Mistake No. 2: Ignoring Audio Quality

“Audio is just as important as video when you’re broadcasting, and something people forget to take into consideration,” CeeLab say. Attention tends to be focused on video quality, which is important—but if low-quality microphones are used, or speakers are too far away from mics, then the message is lost no matter how great the video looks.

“You can’t spend $5,000 on a video camera and then use a $20 microphone,” CeeLab says.

If video is somewhat poor quality but people can hear the live stream, CeeLab add, viewers will still get the message. However, if video is high quality but audio is poor, viewers don’t get the takeaways. CeeLab advice? Buy (and test) quality microphones, and make sure there are enough mics if the event has multiple speakers.

Mistake No. 3: Failing to Promote the Event

There’s no such thing as “If you build it, they will come” in streaming video. Events should be promoted early and often.

“If your event is on August 2, don’t start publicizing it on August 1,” CeeLab say. “Let people know well ahead of time, through email and social media, so you can build an audience.”

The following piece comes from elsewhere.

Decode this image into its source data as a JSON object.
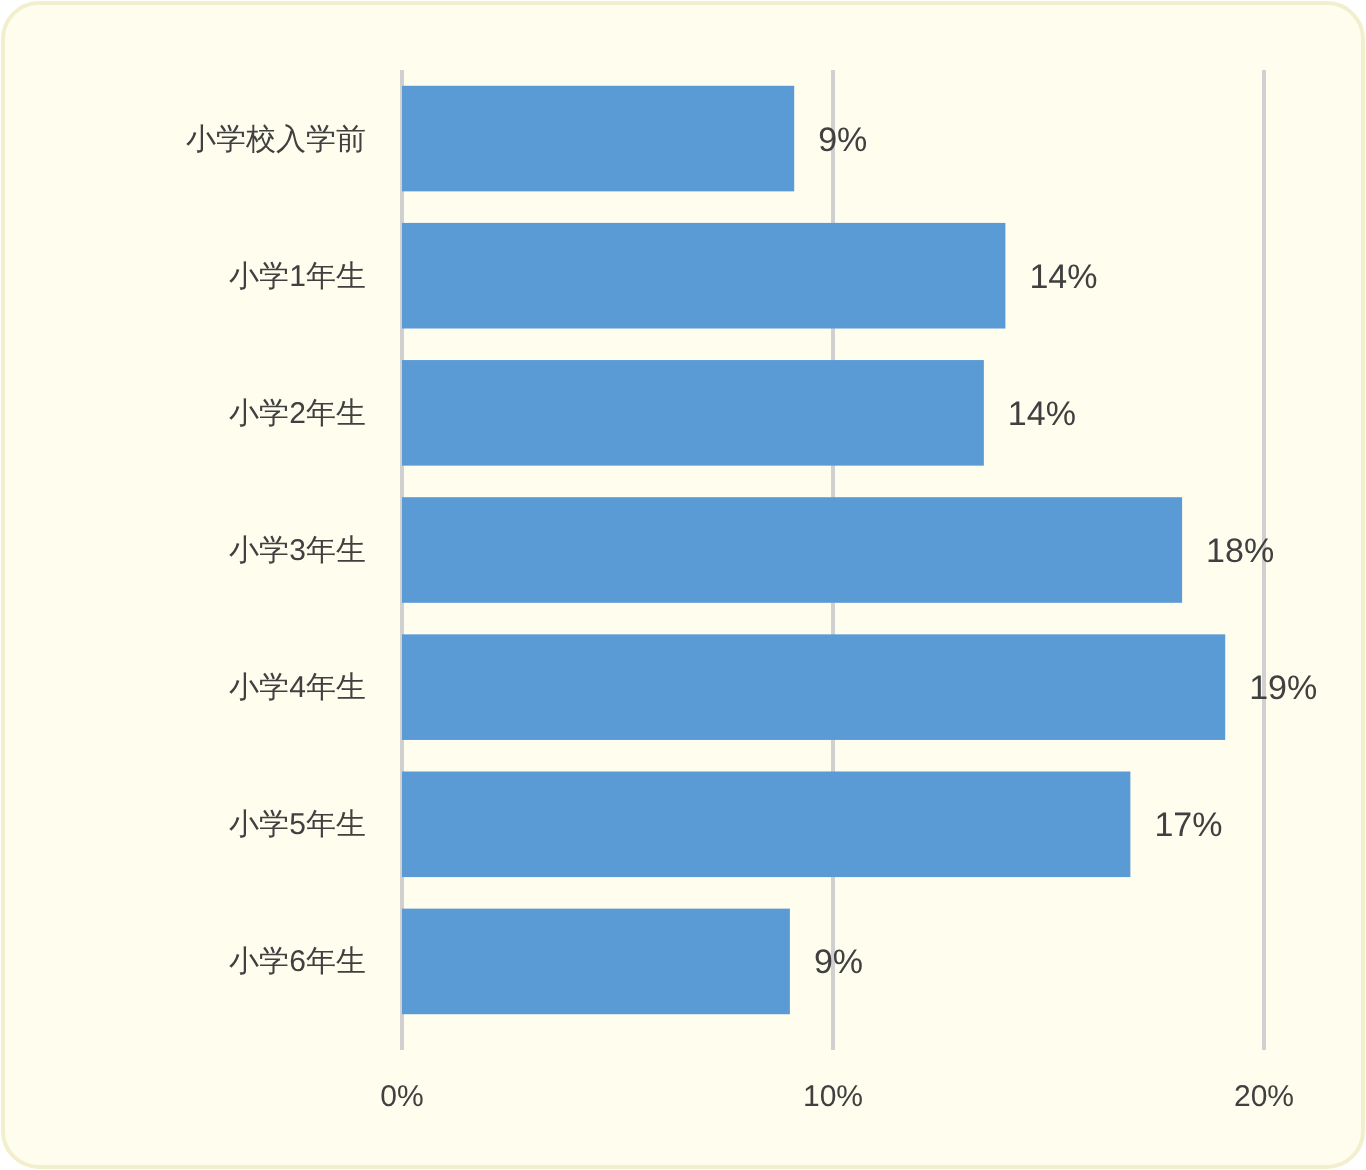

When promoting the event, the focus should be on making it easy for attendees to join. For example, social media posts and emails should include links to add the event to calendars. In addition, event organizers can explore embedding live event video into social feeds, since viewers are more likely to attend an event if it’s watchable within the social networks they frequent.

Summary

It may seem simple to set up a camera and press “record,” but a successful live stream means getting the details right. Ensuring adequate bandwidth and prioritizing audio will improve the quality of the live stream—and make a good impression on viewers. And make sure to promote the live stream beforehand so that the audience knows to attend in the first place.